J’aimerais donc commencer cette conversation à la fin des années 500 avant J.-C., car c’est à cette époque que nous pouvons assister aux débuts de la démocratie athénienne, de la République romaine et deux autres civilisations d’importance. La première était l’Athènes de Cléisthène, qui avait dirigé le renversement du « tyran » Hippias et était devenu le père de la démocratie athénienne. La seconde était la République romaine de Lucius Junius Brutus, qui renversa le dernier des rois mythiques de Rome, le « tyran » Tarquin le Superbe ; la troisième est la civilisation perse de Cyrus le Grand. C’était un « roi divin », à bien des égards dans la tradition antique d’Hammourabi. La quatrième civilisation est celle des juifs post-exiliques accompagnant Ezra et Néhémie, retournant à Jérusalem, reconstruisant le Temple et rédigeant la Bible. Ils furent les inventeurs des années jubilaires durant lesquelles étaient proclamées la remise de dettes, même s’ils dépeignirent cet enseignement comme venant de Moïse.

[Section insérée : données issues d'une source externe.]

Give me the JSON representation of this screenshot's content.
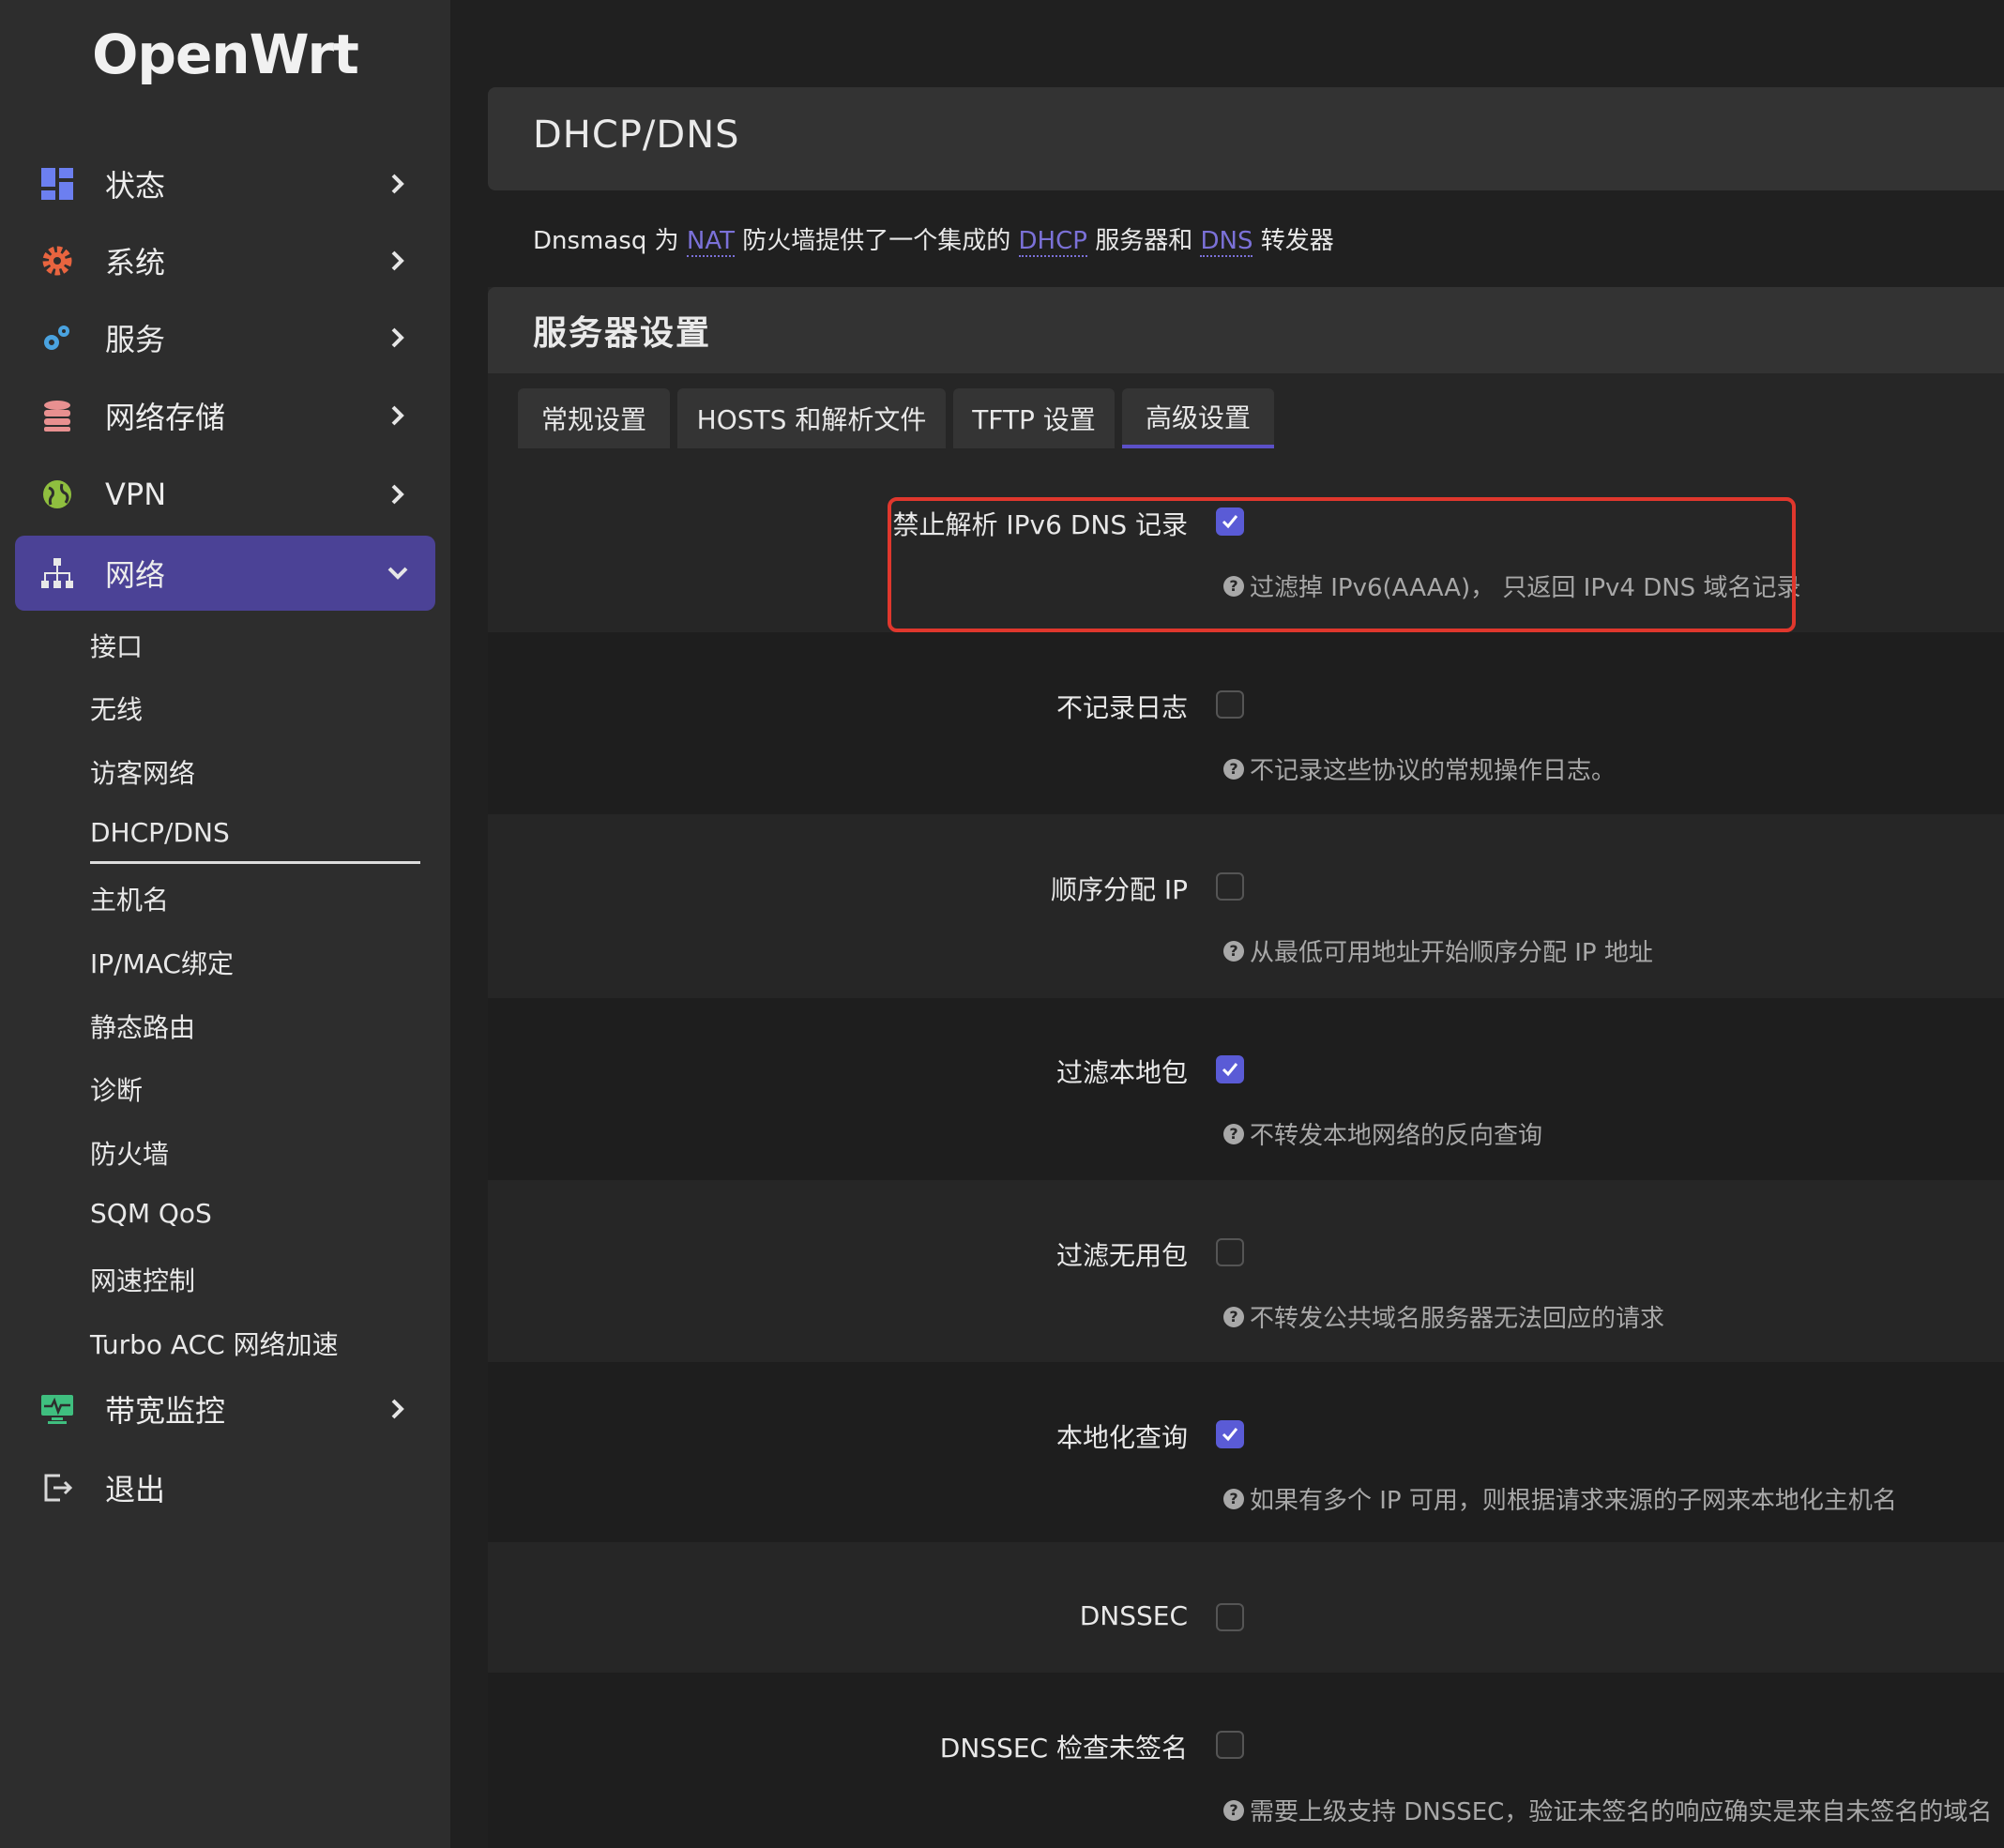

Donc, à partir de la fin des années 500 avant J.-C., dans quelle mesure la notion d’amnistie de la dette de type Clean Slate était-elle encore présente dans les esprits, et dans quelle mesure fut-elle rejetée ?

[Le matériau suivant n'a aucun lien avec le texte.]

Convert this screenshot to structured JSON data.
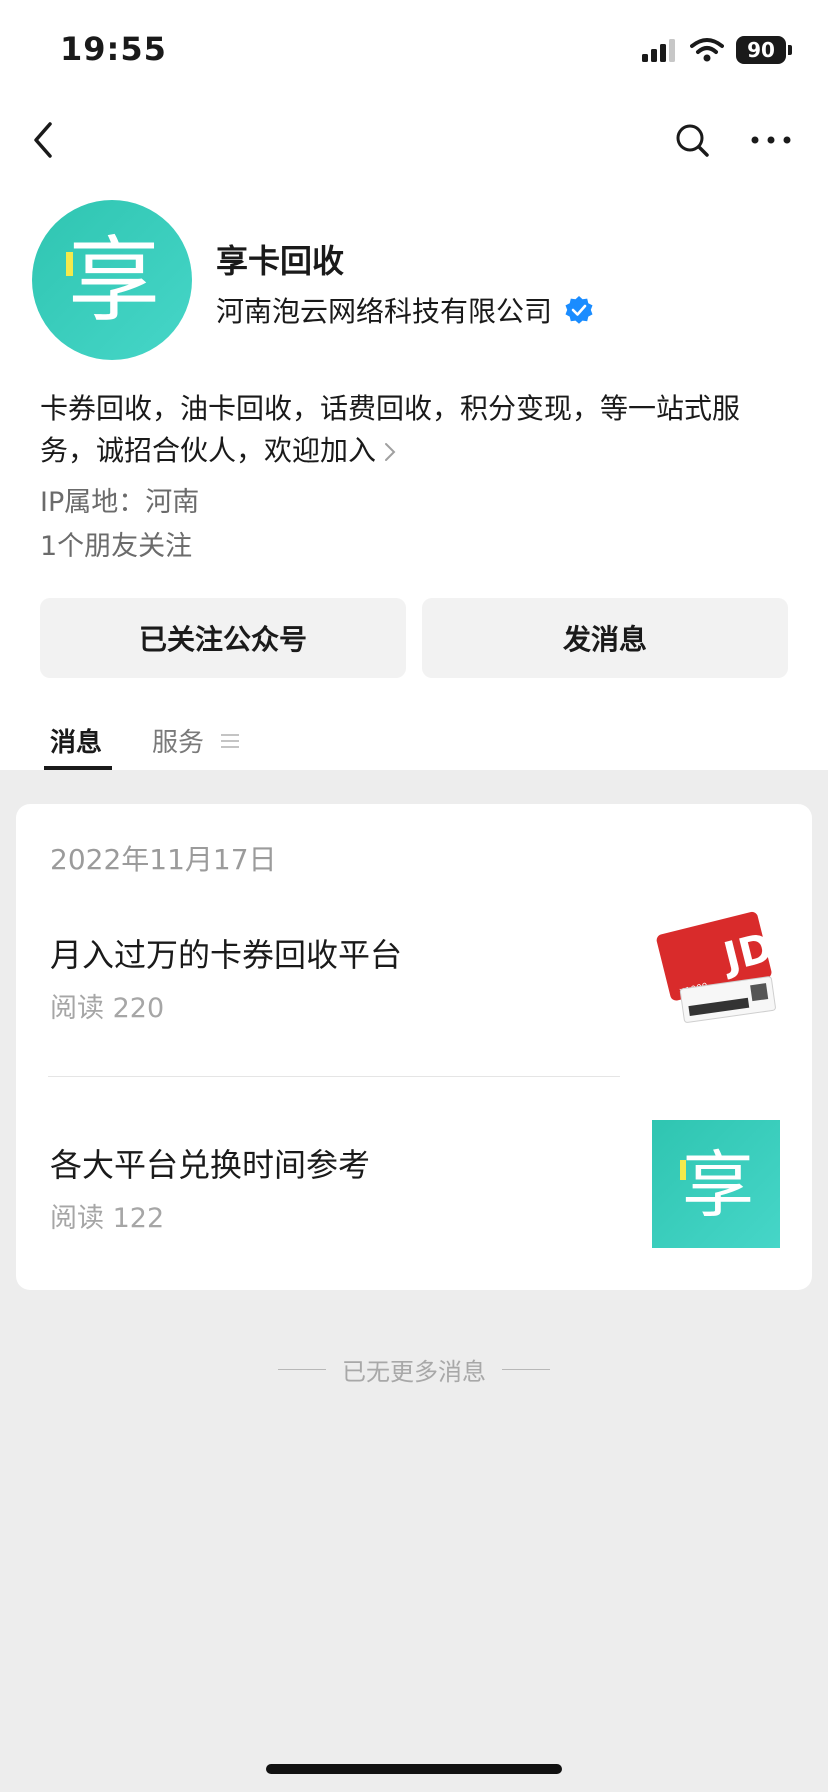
{
  "status_bar": {
    "time": "19:55",
    "battery": "90"
  },
  "nav": {
    "icons": [
      "back-icon",
      "search-icon",
      "more-icon"
    ]
  },
  "profile": {
    "avatar_glyph": "享",
    "name": "享卡回收",
    "company": "河南泡云网络科技有限公司",
    "description": "卡券回收，油卡回收，话费回收，积分变现，等一站式服务，诚招合伙人，欢迎加入",
    "ip_location": "IP属地：河南",
    "friends_following": "1个朋友关注"
  },
  "actions": {
    "follow_label": "已关注公众号",
    "message_label": "发消息"
  },
  "tabs": [
    {
      "label": "消息",
      "active": true
    },
    {
      "label": "服务",
      "active": false
    }
  ],
  "feed": {
    "date": "2022年11月17日",
    "articles": [
      {
        "title": "月入过万的卡券回收平台",
        "reads": "阅读 220",
        "thumb_label": "JD",
        "thumb_price": "¥1000"
      },
      {
        "title": "各大平台兑换时间参考",
        "reads": "阅读 122",
        "thumb_glyph": "享"
      }
    ],
    "end_text": "已无更多消息"
  },
  "colors": {
    "brand_teal": "#2fc5b1",
    "verified_blue": "#1a8cff",
    "jd_red": "#d92b2b",
    "page_bg": "#ededed"
  }
}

Michael Hudson : Chaque type de réforme, de la Mésopotamie à la Grèce, fut présenté comme si celle-ci rétablissait simplement la façon dont les choses étaient à l’origine. Le concept de progrès linéaire était étranger à l’Antiquité. Ils considéraient qu’il n’y avait qu’une seule façon de faire les choses : toute réforme devait donc être la façon dont le monde était censé avoir été au commencement. Tous les réformateurs disaient qu’au début, tout le monde devait avoir été en situation d’égalité. Leurs réformes visaient à rétablir cet état de fait présumé.

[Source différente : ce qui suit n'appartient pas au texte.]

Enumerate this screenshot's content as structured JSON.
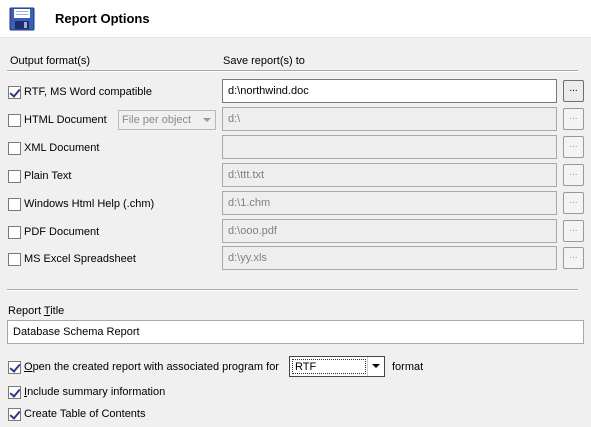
{
  "header": {
    "title": "Report Options",
    "icon": "floppy-disk-icon"
  },
  "columns": {
    "output_formats": "Output format(s)",
    "save_to": "Save report(s) to"
  },
  "formats": [
    {
      "label": "RTF, MS Word compatible",
      "checked": true,
      "path": "d:\\northwind.doc",
      "enabled": true
    },
    {
      "label": "HTML Document",
      "checked": false,
      "path": "d:\\",
      "enabled": false
    },
    {
      "label": "XML Document",
      "checked": false,
      "path": "",
      "enabled": false
    },
    {
      "label": "Plain Text",
      "checked": false,
      "path": "d:\\ttt.txt",
      "enabled": false
    },
    {
      "label": "Windows Html Help (.chm)",
      "checked": false,
      "path": "d:\\1.chm",
      "enabled": false
    },
    {
      "label": "PDF Document",
      "checked": false,
      "path": "d:\\ooo.pdf",
      "enabled": false
    },
    {
      "label": "MS Excel Spreadsheet",
      "checked": false,
      "path": "d:\\yy.xls",
      "enabled": false
    }
  ],
  "browse_label": "...",
  "html_mode": {
    "selected": "File per object"
  },
  "report_title": {
    "label_pre": "Report ",
    "label_underlined": "T",
    "label_post": "itle",
    "value": "Database Schema Report"
  },
  "options": {
    "open_report": {
      "checked": true,
      "underlined": "O",
      "rest": "pen the created report with associated program for"
    },
    "open_format": "RTF",
    "format_suffix": "format",
    "include_summary": {
      "checked": true,
      "underlined": "I",
      "rest": "nclude summary information"
    },
    "create_toc": {
      "checked": true,
      "underlined": "",
      "rest": "Create Table of Contents"
    }
  },
  "colors": {
    "check": "#2a3a8a",
    "disabled_text": "#808080"
  }
}
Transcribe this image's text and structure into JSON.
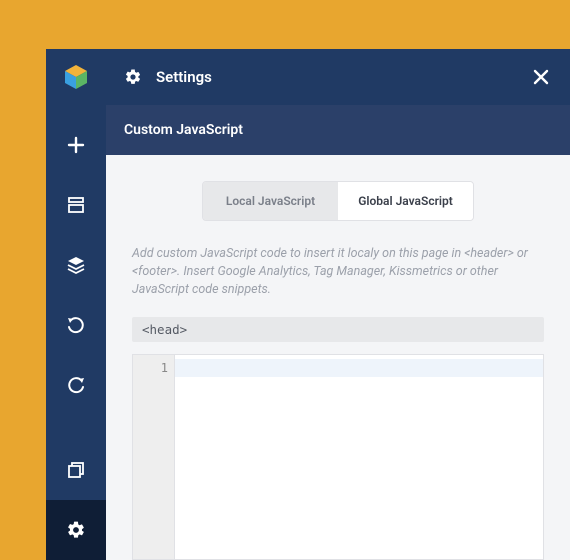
{
  "header": {
    "title": "Settings"
  },
  "subheader": {
    "title": "Custom JavaScript"
  },
  "tabs": {
    "local": "Local JavaScript",
    "global": "Global JavaScript"
  },
  "description": "Add custom JavaScript code to insert it localy on this page in <header> or <footer>. Insert Google Analytics, Tag Manager, Kissmetrics or other JavaScript code snippets.",
  "section_tag": "<head>",
  "editor": {
    "line_numbers": [
      "1"
    ],
    "content": ""
  },
  "sidebar": {
    "items": [
      "add",
      "template",
      "layers",
      "undo",
      "redo"
    ],
    "bottom": [
      "window",
      "settings"
    ]
  }
}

C’est pourquoi, lorsque Plutarque et même les rois spartiates au troisième siècle avant J.-C. parlaient d’annuler les dettes et de promouvoir l’égalité, ils affirmaient qu’ils restauraient simplement le système original que Lycurgue avait créé. Mais rien n’indique que Lycurgue ait vraiment fait ces choses. Il fut inventé. Lycurgue était un personnage légendaire. Tout comme Moïse dans la tradition juive. Lorsque la Bible fut rédigée et mise en place après le retour de Babylone, ils placèrent l’annulation de la dette et la redistribution des terres – l’année du jubilé – au centre de la loi mosaïque. Il semblait dès lors qu’il ne s’agissait nullement d’une innovation, mais bien de ce que Moïse avait pu dire en son temps. Ils créèrent la figure de Moïse tout comme les Grecs créèrent la figure de Lycurgue. Il fut prétendu que c’est ainsi que les choses devaient être : « c’est ainsi que tout s’est déroulé au début – et notre programme consiste justement dans le rétablissement de cet état de fait » : voilà quelle était leur position.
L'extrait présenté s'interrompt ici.